直到第二天未初时刻,当童寒酥还在纠结要不要率领永圣将士攻打宁州之际,才传来了司徒彪的消息。
原来,他当真带着七万玉衡精锐,把毫无防备的一万北晋将士,全部屠杀在后军营地……
与此同时,就近发生的一连串惊天逆转,也于数日后,络绎不绝的送到了童寒酥案几上。
首当其冲得知:先玉衡兵马一步脱离联军阵营的无双将士,回国之路却极不顺利!其不仅遭到了本该对战林许的中玄大军伏击,还被一直养精蓄锐的双盛驻军——秦天所部,以八牛弩、霹雳车等大型利器截断了来时路!眼下正边打边退,死伤惨重。
随后便是北晋战事:起初在天焱雨啸守军、和明山城外的谢战兵马间,游刃有余的八万联军,先是东极兵马突然撤离、接着又是中玄将士临阵反戈、最后更有赫连鉴天派来的两万永圣兵马拼杀……穆天寒和他麾下的三万余北晋将士,目前已是腹背受敌;纵然还在苦苦撑持,却属困兽之斗,结局已然不言而喻。

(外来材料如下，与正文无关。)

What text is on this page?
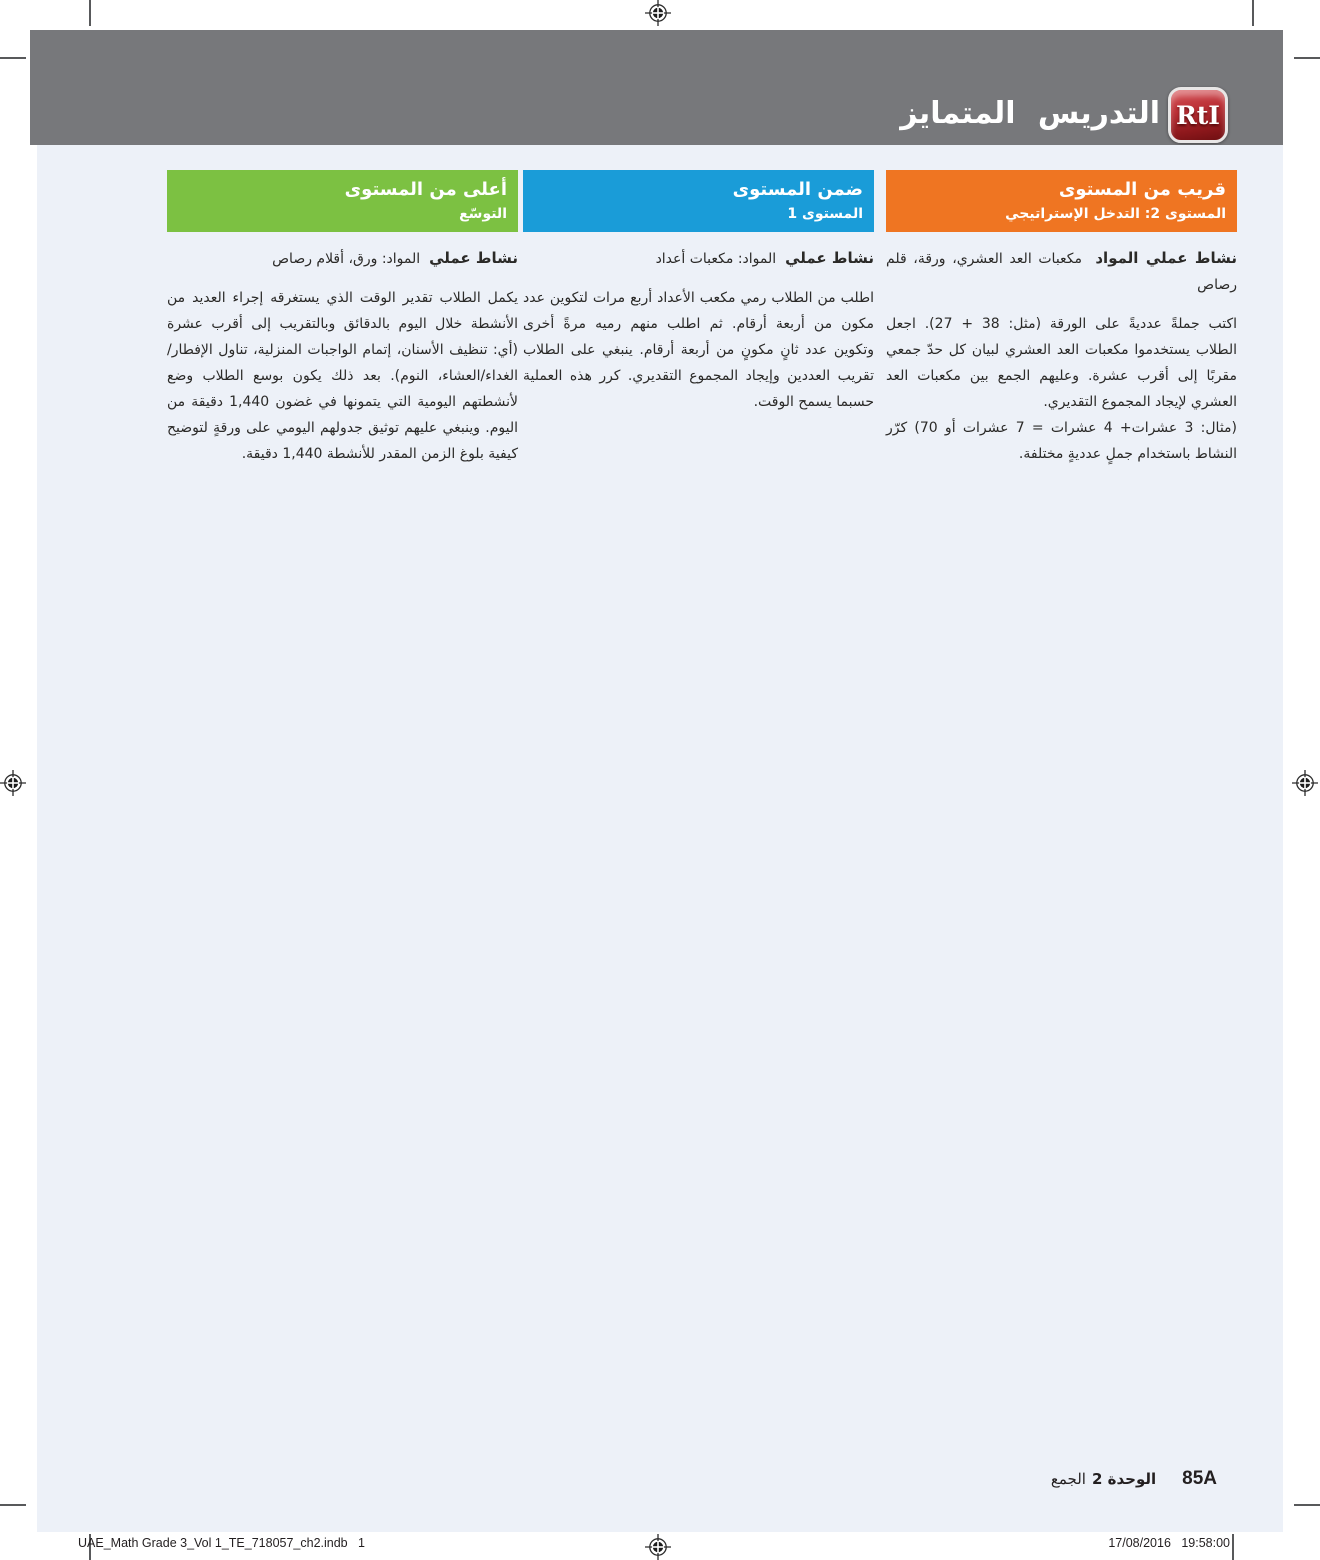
التدريس المتمايز RtI
قريب من المستوى
المستوى 2: التدخل الإستراتيجي
نشاط عملي المواد  مكعبات العد العشري، ورقة، قلم رصاص

اكتب جملةً عدديةً على الورقة (مثل: 38 + 27). اجعل الطلاب يستخدموا مكعبات العد العشري لبيان كل حدّ جمعي مقربًا إلى أقرب عشرة. وعليهم الجمع بين مكعبات العد العشري لإيجاد المجموع التقديري.

(مثال: 3 عشرات+ 4 عشرات = 7 عشرات أو 70) كرّر النشاط باستخدام جملٍ عدديةٍ مختلفة.

ضمن المستوى
المستوى 1
نشاط عملي  المواد: مكعبات أعداد

اطلب من الطلاب رمي مكعب الأعداد أربع مرات لتكوين عدد مكون من أربعة أرقام. ثم اطلب منهم رميه مرةً أخرى وتكوين عدد ثانٍ مكونٍ من أربعة أرقام. ينبغي على الطلاب تقريب العددين وإيجاد المجموع التقديري. كرر هذه العملية حسبما يسمح الوقت.

أعلى من المستوى
التوسّع
نشاط عملي  المواد: ورق، أقلام رصاص

يكمل الطلاب تقدير الوقت الذي يستغرقه إجراء العديد من الأنشطة خلال اليوم بالدقائق وبالتقريب إلى أقرب عشرة (أي: تنظيف الأسنان، إتمام الواجبات المنزلية، تناول الإفطار/الغداء/العشاء، النوم). بعد ذلك يكون بوسع الطلاب وضع لأنشطتهم اليومية التي يتمونها في غضون 1,440 دقيقة من اليوم. وينبغي عليهم توثيق جدولهم اليومي على ورقةٍ لتوضيح كيفية بلوغ الزمن المقدر للأنشطة 1,440 دقيقة.

85Aالوحدة 2الجمع
UAE_Math Grade 3_Vol 1_TE_718057_ch2.indb   1	17/08/2016 19:58:00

最后,亦是最让童寒酥等永圣将士崩溃的是:已经报了阵亡功勋之先锋军主将——赵青,竟带着上万名“死而复生”的所部兵马,堂而皇之的从宁州城中,走了出来……
“诸位若是还认我童寒酥为兄弟,即刻撤军!”
负手背对着汪康、解护等主战将领,一行热泪从悲愤至极的童寒酥脸上,悄无声息滑落到地上……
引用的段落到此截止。